President West Africa Football Union
- In office 1999–2003

Chairman of Nigeria Football Association
- In office 1996–1999
- Preceded by: Emeka Omeruah
- Succeeded by: Kojo Williams

Military Governor of Borno State
- In office August 1985 – August 1988
- Preceded by: Abubakar Waziri
- Succeeded by: Abdul One Mohammed

Personal details
- Born: 1949 (age 76–77) Katsina, Northern Region, British Nigeria (now in Katsina State, Nigeria)

Military service
- Allegiance: Nigeria
- Branch/service: Nigerian Army
- Rank: Colonel

= Abdulmumini Aminu =

Nigerian military officer and politician (born 1949)

Abdulmumini Aminu (born 1949) is a retired Nigerian army colonel, he was military governor of Borno State between August 1985 and August 1988 during the military regime of General Ibrahim Babangida.

In May 2024, President Bola Ahmed Tinubu appointed Colonel Abdulmumini Aminu (Rtd) as the Pro-Chancellor and Chairman of the Governing Council of the Federal University Dutsin-Ma (FUDMA) in Katsina State. Under his leadership, the council held its inaugural retreat in December 2024 to familiarize members with university governance. That same month, the council approved the appointment of Dr. Musa Ajiya as the new Registrar of FUDMA.

He later became chairman of the Nigeria Football Association, and then chairman of the West Africa Football Union.

==Birth and education==
Abdulmumini Aminu was born September 17th, 1949 in Katsina (city), Katsina State. He attended Kankiya Primary School from 1957-1962, then Government Secondary School, Funtua from 1963-1967. After joining the military, he graduated from the Nigerian Defence Academy Short Service Course in 1969, and Nigerian Army School of Infantry in 1972.

==Military career==

Aminu was one of the officers who arrested General Muhammadu Buhari in the August 1985 coup in which General Ibrahim Babangida came to power. At the time, Aminu was Military Assistant to Babangida, who was Chief of Army Staff.
Aminu was a Major in his mid-thirties when Babangida appointed him governor of Borno State later that month.
At Nigeria's first national AIDS conference in October 1987, Aminu said the theory that AIDS originated in Africa is a stalking horse for anti-black racism, due to a mentality that attributes everything that is bad and negative to the so-called "dark continent."
As Borno Governor, Aminu was challenged by lack of funds, and initially by resistance to his authority as an outsider.
He made education his priority.

After his term as governor, Aminu became an instructor at the Armed Forces Command and Staff College, Jaji. He was then appointed deputy military secretary, then brigade commander and then was acting general officer commander in Jos. He was then appointed commander of the National Guard, responsible for improving national security. Aminu retired when General Sani Abacha came to power.

==Football==

Aminu was chairman of the Nigeria Football Association (NFA) in 1997.
In the France '98 World Cup competition, he ordered bonus payments of $8,000 each to the Nigerian players, despite losing to Paraguay in the last group match of the competition. In April 1999, as NFA chairman, Aminu was head of Nigeria's local organizing committee, preparing to host World Cup players in Liberty Stadium, Ibadan during the 1999 FIFA World Youth Championship tournament.
In July 2004, Aminu was a vice-chairman of a 17-man committee set up to re-organise the Nigeria Football Association.

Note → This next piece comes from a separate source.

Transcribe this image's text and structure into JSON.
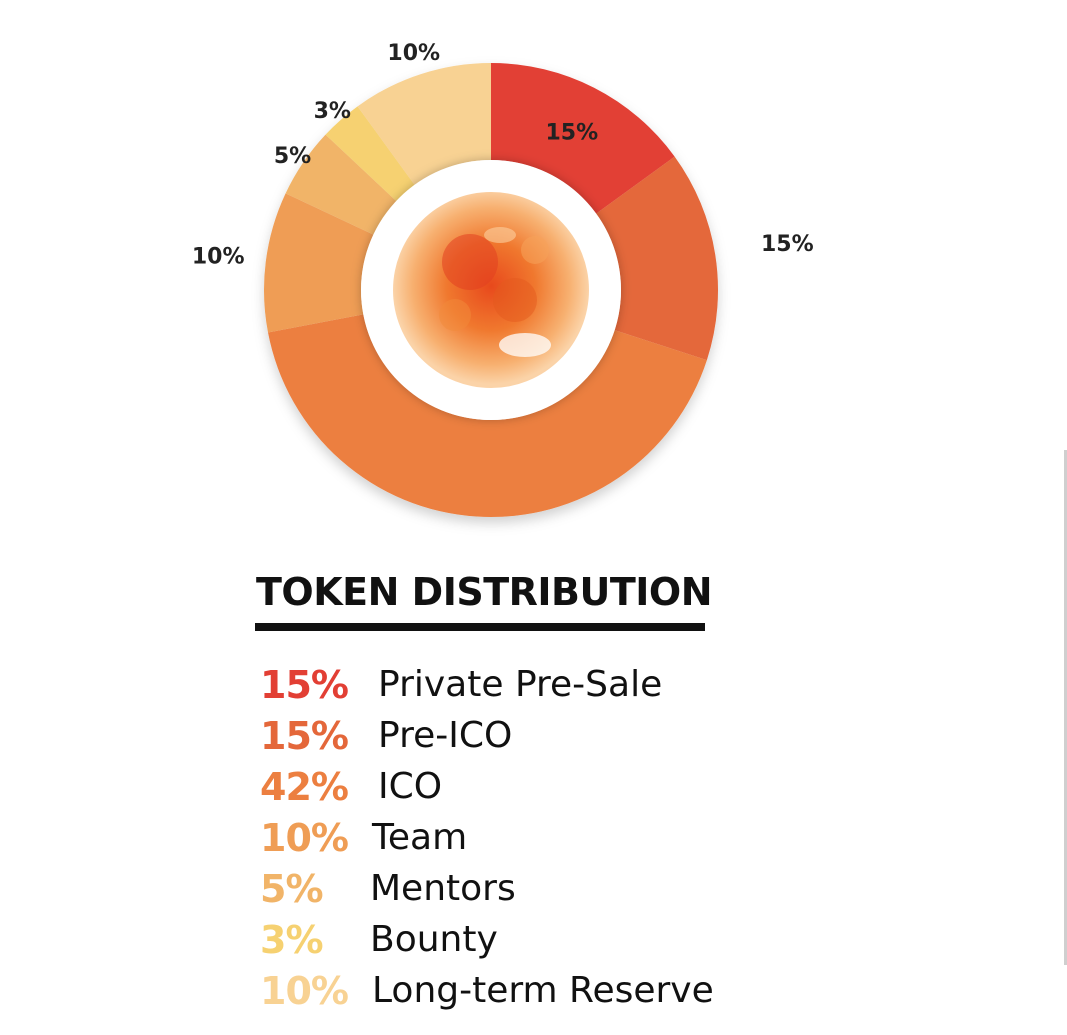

He was in competition with air commodore Emeka Omeruah to be selected as the next president of the West Africa Football Union (WAFU) in 1999. In November 1998, the government expressed its support for Omeruah.
In March 1999, the head of Ghana Football Association gave his tacit support to Aminu's bid, provided he showed clear interest in the job.
Aminu became president of the West Africa Football Union from 1999 to 2002, and a member of the Confederation of African Football.
He set his goal to reinvigorate the almost moribund organization.

==Politics==

Aminu joined the People's Democratic Party (PDP) at the start of the Nigerian Fourth Republic. He later switched to the United Nigeria People's Party (UNPP).
Aminu ran for governor of Katsina State in April 2003, but lost out to the incumbent Umaru Musa Yar'Adua, who later went on to become President of Nigeria.

In April 2004, Aminu rejoined the PDP, saying that the UNPP was in disarray.
In June 2007, Aminu joined the race to succeed Bala Bawa Ka'oje as the chairman of the National Sports Commission.
The job in fact was given to Abdulrahman Hassan Gimba.